There are two basic ways to think about President Bush’s relationship with the religious right. The first is that Bush is a genuine ally of social conservatives who, while often cagey in public, takes every opportunity to advance their agenda. As liberals would phrase this interpretation, Bush is a tool of the religious right. The second–utterly diametrical–theory is that Bush is mainly interested in harvesting votes from religious conservatives in order to implement an agenda dominated by his economic backers. In liberal-ese: Social conservatives are hapless GOP dupes. At this point, five years and two Supreme Court nominations into the Bush presidency, we can arrive at a definitive answer. And the verdict is: hapless dupes.
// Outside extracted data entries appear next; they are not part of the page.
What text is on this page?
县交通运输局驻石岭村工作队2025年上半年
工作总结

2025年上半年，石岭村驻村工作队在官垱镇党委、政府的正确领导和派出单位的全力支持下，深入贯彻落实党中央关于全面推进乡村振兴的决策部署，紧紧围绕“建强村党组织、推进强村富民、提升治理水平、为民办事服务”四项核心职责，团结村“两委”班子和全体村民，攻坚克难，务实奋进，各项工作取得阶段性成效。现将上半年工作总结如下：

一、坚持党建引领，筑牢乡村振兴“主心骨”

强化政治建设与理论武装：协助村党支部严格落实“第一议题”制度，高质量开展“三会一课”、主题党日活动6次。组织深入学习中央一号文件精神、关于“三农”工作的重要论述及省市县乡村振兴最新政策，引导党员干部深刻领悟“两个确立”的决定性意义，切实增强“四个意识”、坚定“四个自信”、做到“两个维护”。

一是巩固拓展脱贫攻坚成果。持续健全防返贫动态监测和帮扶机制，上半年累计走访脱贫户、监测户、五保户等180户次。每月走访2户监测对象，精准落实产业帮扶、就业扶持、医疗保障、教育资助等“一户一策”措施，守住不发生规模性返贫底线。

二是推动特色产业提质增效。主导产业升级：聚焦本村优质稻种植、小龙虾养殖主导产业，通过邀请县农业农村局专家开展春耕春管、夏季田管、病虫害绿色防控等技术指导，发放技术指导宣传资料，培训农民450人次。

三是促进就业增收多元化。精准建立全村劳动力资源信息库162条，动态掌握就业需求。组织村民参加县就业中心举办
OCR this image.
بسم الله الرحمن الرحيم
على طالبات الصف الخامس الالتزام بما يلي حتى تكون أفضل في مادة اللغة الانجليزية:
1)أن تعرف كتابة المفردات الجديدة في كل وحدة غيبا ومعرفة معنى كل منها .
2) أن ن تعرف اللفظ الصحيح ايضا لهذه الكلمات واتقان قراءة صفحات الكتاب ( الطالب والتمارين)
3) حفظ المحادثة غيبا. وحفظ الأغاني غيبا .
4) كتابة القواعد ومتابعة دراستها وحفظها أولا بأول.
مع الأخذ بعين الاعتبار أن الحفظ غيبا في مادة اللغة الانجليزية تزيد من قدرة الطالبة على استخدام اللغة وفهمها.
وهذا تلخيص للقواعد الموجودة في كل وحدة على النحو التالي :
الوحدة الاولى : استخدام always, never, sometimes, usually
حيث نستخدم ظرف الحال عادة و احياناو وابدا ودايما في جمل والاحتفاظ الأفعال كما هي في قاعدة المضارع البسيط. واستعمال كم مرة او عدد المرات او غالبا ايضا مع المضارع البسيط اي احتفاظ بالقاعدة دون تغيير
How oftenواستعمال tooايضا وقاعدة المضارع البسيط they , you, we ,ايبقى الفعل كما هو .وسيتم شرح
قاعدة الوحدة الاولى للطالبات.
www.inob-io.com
He’s right. And, this dynamic also plays out on education though less destructively. The religious right would like to see Bush working hard to rollback the overall federal role in education, expand private school choice, and push social issues like prayer. Instead, Bush has expanded the federal role, done next to nothing on vouchers, and nothing on their other issues. He’s basically pushed the economic Republican agenda on education which is better performance, particularly in math and science, and more accountability. And, refreshingly, the economic Republican agenda on education is actually pretty mainstream and enjoys bipartisan support as opposed to that agenda on say, environmental regulation, tax policy, health care, etc…

Nonetheless, and despite the same dynamic in Texas for two terms, religious conservatives still think he’s pretty much their guy on education because Margaret Spellings periodically lashes out at cartoon characters. Dupes indeed.